Dr Yiyan Zheng, researcher, said: “If we carry on with our work on resistance to paclitaxel, I hope we can improve drug response for more patients who are diagnosed with ovarian cancer.”

Lead researcher:

Professor Ahmed Ahmed

Location: University of Oxford

Research strand: Treatment

With very few treatment options for ovarian cancer, when women become resistant to one of the two key drugs used in chemotherapy, there are few alternatives. Many women will eventually develop resistance to taxane drugs (such as paclitaxel or taxol) – it is a formidable problem. Overcoming this resistance to chemotherapy is a major challenge and a key priority in Target Ovarian Cancer’s research strategy. By tackling this challenge, we aim to make treatments more effective and improve survival from ovarian cancer. 

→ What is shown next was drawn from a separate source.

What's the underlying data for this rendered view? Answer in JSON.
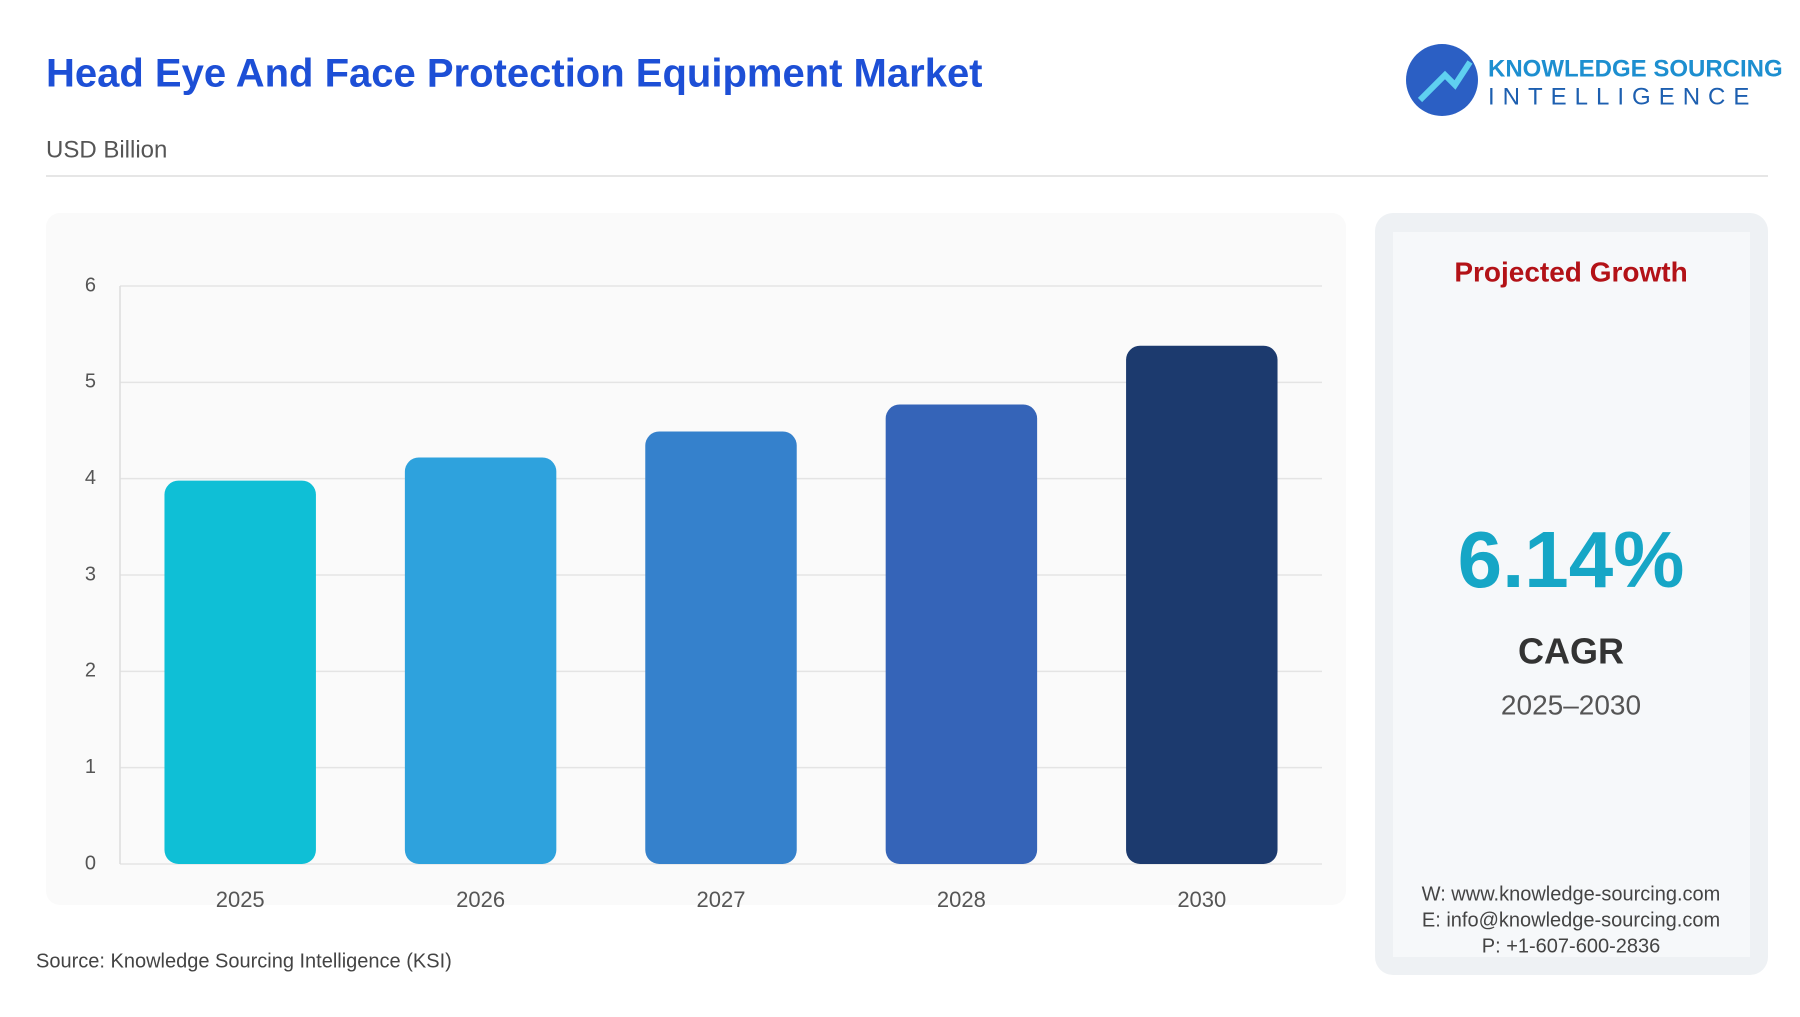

It has been shown previously that microtubules, whihc act like scaffolding within a cell, can influence how tumour cells respond to paclitaxel chemotherapy. Professor Ahmed's team has been looking at how microtubules are involved in resistance to paclitaxel. Their goal has been to improve the effectiveness of paclitaxel by including other drugs that make cancer cells more suscpetible to damage done by this type of chemotherapy.

The team has shown, using cell lines in the laboratory, how an enzyme called FER regulates the stability of microtubules in ovarian cancer cells. They have also shown that tumour cells can become more sensitive to paclitaxel when FER is prevented from working properly, by removing it or targeting it with a specific small molecule. These results are an important achievement, which could be translated to patients to develop more effective therapies. 

Professor Ahmed said, "These results provide strong evidence that by targeting FER we can improve the effectiveness of paclitaxel in killing tumour cells. The small molecules that target FER could potentially be developed into new drugs for ovarian cancer, to enhance the effectiveness of paclitaxel treatment."

This project funding is now complete.